Coteries: Many Kindred coteries engage in webs of mutual blood bonds with one another. These partial bonds can defuse conflict or mistrust among members (as well as seem less like a punishment if everyone participates), prove as well as secure the loyalty of newly-initiated members, or simply solidify existing fraternal bonds. The method to this is simple: every member takes one two drinks from everyone else, and the coterie grows closer together. Kindred youth have crudely dubbed this practice a “circle jerk.”
Much more rare is that coterie that completely bonds its members to one another. Since thralls can only be under full blood bonds to a single regnant, this requires one Kindred to bond themselves to a second Kindred, who bonds themselves to a third, who bonds themselves to the first (or the fourth, depending on how large the coterie is, who bonds themselves to another, and so on). The amount of trust required to enter into such an arrangement is considerable, and the results are all-too frequently painful for those involved, as they must spend much of their time watching the object of their affections fawn over someone else. Many coteries that attempt this process eventually tear themselves apart out of obsession and petty jealousy.
But the ones that make it work are terrifying forces to reckon with.
The Invictus: The First Estate tolerates the blood bond more than any other covenant does. Its elders see the blood oath as another tool by which they can rule over their juniors. In some cities, elders routinely blood bond their childer and all of their line (a practice that was even more widespread in the Middle Ages). In most cities, however, a sire is wary to do this, for princes do not like Kindred who love their sires more than they fear their rulers. Invictus elders accept such prohibitions because opposing them would turn too many Kindred against the covenant and would too blatantly contradict the covenant’s pretense of meritocracy.

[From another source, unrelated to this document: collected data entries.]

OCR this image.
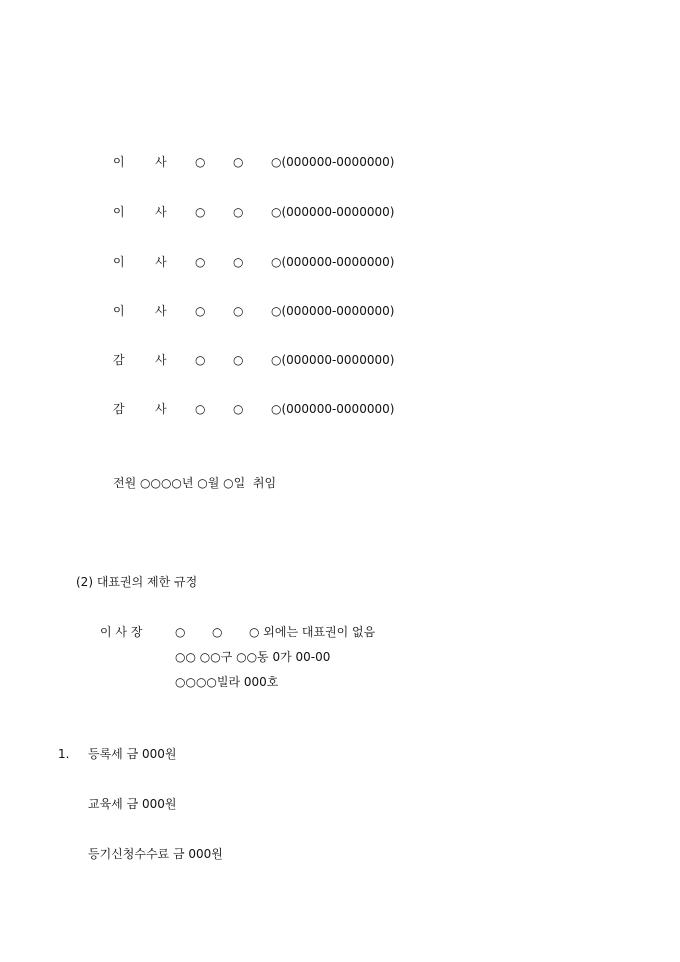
이	사 ○ ○ ○(000000-0000000)
이	사 ○ ○ ○(000000-0000000)
이	사 ○ ○ ○(000000-0000000)
이	사 ○ ○ ○(000000-0000000)
감	사 ○ ○ ○(000000-0000000)
감	사 ○ ○ ○(000000-0000000)
전원 ○○○○년 ○월 ○일  취임
(2) 대표권의 제한 규정
이 사 장	○ ○ ○ 외에는 대표권이 없음
○○ ○○구 ○○동 0가 00-00
○○○○빌라 000호
1. 등록세 금 000원
교육세 금 000원
등기신청수수료 금 000원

The Other Covenants: The other covenants generally disapprove of blood bond, or at least their members say they do. The Order of the Dragon sees blood bonds as distractions, emotional baggage that diverts attention best focused elsewhere. The Lancea et Sanctum holds that Kindred should serve only God and Longinus. The Anarchs see blood bonds as the acme of elder tyranny, while the unaligned simply loathe submitting to anyone else. The Circle of the Crone merely notes that while Kindred should accept the blood bond as one more aspect of their existence, forcing a Kindred into a blood oath serves no spiritual purpose.
Political or spiritual dogma seldom prevents members of these covenants from blood bonding other Kindred when it suits their purposes.